36. Functions of Leaves
• The leaves perform the following functions:
• Photosynthesis is the primary function of leaves. They convert carbon dioxide, water, and UV light into glucose through the process
of photosynthesis.
• Transpiration is the removal of excess water from the plants into the atmosphere. This occurs by the opening of stomata present in
the leaves.
• Guttation Removal of excess water from the xylem at the edges of the leaves when the stomata are closed is known as guttation.
• Storage Leaves are a site of photosynthesis. Therefore, they store water and nutrients. The succulent and thick leaves particularly
adapt to water storage.
• Defense Some leaves are modified into spines to protect them from being damaged or eaten by animals. For eg., Opuntia.
37. Key Points
• Leaves are found at the nodes of the stem and contain the photosynthetic pigment chlorophyll.
• There are three main parts of a leaf – Leaf base, leaf lamina, and petiole.
• There are two different types of leaves – simples leaves and compound leaves. The other types of leaves include
acicular, linear, lanceolate, orbicular, elliptical, oblique, centric cordate, etc.
• They perform the function of photosynthesis and help in the removal of excess water from the aerial parts of the plant.
• They are modified in the form of spines, tendrils, hooks and scales and help them to adapt to various environments.
38. Frequently Asked Questions
What do you mean by the morphology of leaves?
Morphology is the study of science that deals with the form and structure of an organism.

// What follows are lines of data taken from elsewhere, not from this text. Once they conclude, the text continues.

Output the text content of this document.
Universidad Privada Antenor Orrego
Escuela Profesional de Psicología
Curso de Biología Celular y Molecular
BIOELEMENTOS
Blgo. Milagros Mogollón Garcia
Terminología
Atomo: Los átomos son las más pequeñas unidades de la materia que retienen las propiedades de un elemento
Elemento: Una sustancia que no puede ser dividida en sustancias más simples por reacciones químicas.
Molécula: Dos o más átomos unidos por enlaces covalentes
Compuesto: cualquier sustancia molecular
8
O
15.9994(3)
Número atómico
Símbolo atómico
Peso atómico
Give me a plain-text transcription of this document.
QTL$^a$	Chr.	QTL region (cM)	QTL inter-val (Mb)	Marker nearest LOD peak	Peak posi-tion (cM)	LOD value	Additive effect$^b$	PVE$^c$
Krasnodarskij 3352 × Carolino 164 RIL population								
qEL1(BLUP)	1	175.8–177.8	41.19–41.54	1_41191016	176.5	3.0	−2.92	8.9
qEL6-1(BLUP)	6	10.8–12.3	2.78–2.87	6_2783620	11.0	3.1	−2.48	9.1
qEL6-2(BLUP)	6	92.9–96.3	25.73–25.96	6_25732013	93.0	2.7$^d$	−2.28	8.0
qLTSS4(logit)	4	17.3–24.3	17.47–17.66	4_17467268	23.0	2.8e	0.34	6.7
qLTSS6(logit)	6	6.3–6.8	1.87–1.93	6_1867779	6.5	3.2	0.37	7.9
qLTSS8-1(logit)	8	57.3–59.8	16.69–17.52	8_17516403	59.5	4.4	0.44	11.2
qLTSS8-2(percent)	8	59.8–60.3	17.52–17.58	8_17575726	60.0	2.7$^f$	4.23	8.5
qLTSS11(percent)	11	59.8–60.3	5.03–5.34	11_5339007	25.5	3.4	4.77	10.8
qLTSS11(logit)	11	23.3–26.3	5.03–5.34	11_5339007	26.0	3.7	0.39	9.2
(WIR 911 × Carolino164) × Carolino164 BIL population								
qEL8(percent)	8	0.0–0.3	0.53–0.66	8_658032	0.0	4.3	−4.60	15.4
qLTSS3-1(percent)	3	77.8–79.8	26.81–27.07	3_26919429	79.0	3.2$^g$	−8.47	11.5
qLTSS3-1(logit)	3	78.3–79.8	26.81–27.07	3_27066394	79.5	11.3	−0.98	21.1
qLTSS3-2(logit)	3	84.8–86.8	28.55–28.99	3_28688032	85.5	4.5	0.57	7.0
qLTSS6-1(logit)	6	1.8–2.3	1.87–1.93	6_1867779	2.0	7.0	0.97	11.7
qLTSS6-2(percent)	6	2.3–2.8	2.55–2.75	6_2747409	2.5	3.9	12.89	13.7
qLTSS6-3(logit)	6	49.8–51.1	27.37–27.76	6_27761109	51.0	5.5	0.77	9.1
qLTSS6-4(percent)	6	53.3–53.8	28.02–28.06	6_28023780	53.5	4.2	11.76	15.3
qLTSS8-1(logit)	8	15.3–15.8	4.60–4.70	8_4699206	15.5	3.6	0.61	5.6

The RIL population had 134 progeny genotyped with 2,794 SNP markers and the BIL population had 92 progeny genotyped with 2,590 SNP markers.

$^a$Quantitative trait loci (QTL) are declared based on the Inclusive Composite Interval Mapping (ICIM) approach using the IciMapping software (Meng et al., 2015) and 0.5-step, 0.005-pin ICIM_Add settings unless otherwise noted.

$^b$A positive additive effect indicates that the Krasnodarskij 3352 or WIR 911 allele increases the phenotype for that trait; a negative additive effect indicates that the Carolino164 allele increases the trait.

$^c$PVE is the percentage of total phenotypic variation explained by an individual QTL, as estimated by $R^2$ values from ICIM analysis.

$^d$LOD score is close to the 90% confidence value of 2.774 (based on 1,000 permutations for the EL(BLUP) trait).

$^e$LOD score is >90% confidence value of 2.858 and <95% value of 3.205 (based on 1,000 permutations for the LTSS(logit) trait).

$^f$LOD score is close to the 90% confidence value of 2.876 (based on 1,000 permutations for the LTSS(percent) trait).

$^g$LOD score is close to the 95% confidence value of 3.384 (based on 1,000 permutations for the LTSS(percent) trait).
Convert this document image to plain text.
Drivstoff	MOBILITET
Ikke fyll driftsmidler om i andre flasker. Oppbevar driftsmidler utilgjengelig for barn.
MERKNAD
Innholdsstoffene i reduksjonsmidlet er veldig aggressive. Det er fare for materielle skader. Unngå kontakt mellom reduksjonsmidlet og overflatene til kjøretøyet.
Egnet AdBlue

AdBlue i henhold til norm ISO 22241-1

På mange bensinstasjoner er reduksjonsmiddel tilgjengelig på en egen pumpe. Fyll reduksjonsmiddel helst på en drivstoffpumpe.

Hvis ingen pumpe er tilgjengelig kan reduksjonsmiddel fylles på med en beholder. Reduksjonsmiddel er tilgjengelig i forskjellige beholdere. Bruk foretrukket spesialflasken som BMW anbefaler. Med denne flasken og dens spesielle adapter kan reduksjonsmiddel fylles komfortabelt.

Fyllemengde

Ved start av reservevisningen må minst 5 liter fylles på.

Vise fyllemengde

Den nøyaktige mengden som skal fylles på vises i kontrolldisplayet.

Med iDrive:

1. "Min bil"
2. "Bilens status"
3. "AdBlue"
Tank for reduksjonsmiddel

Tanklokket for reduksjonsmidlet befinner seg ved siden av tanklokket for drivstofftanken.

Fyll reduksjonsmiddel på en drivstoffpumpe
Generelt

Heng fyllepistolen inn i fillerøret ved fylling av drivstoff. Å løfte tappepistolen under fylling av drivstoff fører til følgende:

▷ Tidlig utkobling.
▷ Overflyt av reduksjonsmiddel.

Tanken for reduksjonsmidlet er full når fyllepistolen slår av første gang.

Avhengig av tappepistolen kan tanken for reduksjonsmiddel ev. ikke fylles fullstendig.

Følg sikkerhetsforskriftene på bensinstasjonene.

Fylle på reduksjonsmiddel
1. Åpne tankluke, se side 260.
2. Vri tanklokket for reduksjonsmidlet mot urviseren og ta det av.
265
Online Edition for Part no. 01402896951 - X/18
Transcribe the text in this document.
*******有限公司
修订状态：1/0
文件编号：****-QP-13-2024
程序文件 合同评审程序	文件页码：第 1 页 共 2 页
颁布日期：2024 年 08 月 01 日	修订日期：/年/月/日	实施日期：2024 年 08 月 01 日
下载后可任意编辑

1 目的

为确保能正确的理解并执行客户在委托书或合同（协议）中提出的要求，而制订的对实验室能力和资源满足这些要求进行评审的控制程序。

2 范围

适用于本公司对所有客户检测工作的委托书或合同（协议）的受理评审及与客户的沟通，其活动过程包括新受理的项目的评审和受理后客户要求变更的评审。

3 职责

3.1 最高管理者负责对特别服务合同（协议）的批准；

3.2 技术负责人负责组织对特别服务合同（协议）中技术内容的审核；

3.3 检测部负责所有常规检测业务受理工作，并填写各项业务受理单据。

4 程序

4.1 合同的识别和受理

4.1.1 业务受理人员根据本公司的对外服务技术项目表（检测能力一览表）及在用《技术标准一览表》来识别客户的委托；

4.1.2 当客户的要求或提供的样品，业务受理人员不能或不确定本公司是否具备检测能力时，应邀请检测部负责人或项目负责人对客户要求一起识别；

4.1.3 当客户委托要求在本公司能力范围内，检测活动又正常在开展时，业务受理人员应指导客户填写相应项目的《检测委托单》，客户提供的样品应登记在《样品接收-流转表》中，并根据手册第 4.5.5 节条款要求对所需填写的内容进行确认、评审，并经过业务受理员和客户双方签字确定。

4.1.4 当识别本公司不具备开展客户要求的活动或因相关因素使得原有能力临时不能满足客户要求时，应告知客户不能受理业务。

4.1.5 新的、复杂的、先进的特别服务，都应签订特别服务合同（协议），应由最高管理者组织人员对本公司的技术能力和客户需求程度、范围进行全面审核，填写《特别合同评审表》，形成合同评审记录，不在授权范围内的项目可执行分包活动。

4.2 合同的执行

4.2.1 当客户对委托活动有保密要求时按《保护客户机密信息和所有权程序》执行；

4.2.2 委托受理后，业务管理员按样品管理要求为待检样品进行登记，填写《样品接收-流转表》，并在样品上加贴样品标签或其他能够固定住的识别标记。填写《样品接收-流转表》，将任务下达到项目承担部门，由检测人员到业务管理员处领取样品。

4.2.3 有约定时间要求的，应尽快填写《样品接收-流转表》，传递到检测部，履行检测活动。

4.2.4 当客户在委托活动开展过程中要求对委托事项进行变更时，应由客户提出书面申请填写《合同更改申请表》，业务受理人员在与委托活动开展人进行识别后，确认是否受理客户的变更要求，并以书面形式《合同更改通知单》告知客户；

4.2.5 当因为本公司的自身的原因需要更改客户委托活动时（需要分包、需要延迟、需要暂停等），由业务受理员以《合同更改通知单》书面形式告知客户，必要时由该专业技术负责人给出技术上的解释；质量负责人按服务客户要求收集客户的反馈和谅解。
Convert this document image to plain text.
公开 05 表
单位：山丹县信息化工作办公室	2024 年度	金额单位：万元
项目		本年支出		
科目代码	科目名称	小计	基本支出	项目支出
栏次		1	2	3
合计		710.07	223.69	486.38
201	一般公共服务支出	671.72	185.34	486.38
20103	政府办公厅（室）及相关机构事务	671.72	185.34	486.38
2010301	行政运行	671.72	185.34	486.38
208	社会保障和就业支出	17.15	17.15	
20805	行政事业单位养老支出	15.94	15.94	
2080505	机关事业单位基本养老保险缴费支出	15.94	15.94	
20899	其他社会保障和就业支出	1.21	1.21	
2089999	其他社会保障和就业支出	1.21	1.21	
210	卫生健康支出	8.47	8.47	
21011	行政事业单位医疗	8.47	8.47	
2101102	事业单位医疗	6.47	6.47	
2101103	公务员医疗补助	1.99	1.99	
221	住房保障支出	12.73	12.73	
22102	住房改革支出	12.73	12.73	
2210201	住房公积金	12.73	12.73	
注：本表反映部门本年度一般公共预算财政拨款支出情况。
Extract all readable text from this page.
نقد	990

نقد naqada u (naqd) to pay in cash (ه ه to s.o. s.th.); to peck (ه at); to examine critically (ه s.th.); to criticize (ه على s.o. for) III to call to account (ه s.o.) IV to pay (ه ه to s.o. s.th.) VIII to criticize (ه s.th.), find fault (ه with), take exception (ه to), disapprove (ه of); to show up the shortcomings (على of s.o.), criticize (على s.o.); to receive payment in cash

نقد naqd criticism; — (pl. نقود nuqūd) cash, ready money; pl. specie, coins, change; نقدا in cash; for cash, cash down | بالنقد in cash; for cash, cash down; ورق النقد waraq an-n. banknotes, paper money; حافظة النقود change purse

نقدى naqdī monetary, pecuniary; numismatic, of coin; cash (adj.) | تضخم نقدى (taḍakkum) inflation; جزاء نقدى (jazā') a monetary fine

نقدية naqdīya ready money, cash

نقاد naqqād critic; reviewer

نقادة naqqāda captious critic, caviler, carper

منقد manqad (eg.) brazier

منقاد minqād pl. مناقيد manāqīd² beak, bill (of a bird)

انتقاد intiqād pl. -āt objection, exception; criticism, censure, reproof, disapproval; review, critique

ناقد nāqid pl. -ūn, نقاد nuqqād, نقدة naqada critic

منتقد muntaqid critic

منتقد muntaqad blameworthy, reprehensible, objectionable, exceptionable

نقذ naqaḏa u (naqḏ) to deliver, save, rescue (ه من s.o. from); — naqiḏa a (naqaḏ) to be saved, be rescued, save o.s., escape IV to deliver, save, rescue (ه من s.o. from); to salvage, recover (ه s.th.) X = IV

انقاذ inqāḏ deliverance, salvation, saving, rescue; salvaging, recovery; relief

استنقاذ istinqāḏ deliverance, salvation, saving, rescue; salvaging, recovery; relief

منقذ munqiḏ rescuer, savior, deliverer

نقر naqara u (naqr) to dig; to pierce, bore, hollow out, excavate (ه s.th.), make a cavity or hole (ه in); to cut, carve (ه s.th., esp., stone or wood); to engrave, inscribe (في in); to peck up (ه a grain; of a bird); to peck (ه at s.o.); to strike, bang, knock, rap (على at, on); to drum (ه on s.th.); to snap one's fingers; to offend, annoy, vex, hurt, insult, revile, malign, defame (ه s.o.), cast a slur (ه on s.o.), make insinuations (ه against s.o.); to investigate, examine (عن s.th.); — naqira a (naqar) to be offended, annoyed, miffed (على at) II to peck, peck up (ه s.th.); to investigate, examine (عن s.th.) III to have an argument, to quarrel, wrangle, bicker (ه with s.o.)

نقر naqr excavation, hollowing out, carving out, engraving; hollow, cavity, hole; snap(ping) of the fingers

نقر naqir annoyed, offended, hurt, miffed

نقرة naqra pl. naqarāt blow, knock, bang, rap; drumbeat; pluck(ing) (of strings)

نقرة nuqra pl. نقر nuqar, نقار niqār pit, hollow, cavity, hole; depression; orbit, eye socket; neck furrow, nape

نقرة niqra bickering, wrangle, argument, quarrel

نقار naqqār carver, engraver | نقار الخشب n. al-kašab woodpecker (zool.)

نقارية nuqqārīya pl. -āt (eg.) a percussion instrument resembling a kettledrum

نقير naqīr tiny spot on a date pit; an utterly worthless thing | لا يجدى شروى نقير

Morphology of leaves deals with the study of the structural
features and parts of a leaf.
What are the different types of leaves?
There are two different types of leaves – simple and compound leaves. Simple leaves are lobed or divided but do not form distinct leaflets. Whereas, in a
compound leaf the leaves are divided into distinct leaflets and each leaflet has a small petiole.
What is the most important function of the leaves?
Photosynthesis is the major function performed by leaves. They convert carbon dioxide, water and sunlight into glucose and energy.
How are the veins of the leaves important?
The veins of the leaves are provided with vascular tissues called xylem and phloem. Xylem transports water from the roots to the leaves whereas phloem
transports food through the leaf to rest of the plant.
Why are leaves a major part of the plant?
Leaves are the main source of photosynthesis, the process by which the plants feed themselves. They also help to transport water and food to different
parts of the plant. Thus they play a major role in the survival of a plant. Besides, they also help in the exchange of gases by the opening and closing of
stomata and removes excess water from the plant by the process of transpiration.
What are the different shapes of the leaves?
There are various types of leaves, each with its own shapes. These shapes range from oval, elliptical and linear, to truncate and lanceolate.
What is wilting?
Wilting is the drying out, withering and drooping of leaves of a plant due to insufficient water supply, excessive transpiration or some vascular disease.
What is the different modification of leaves?
Leaves can be modified in the form of spines that reduce water loss and also act as a defence. Some are modified into tendrils to provide support to the
plant. Some leaves are thick that help in water storage. Some are modified to catch and digest insects.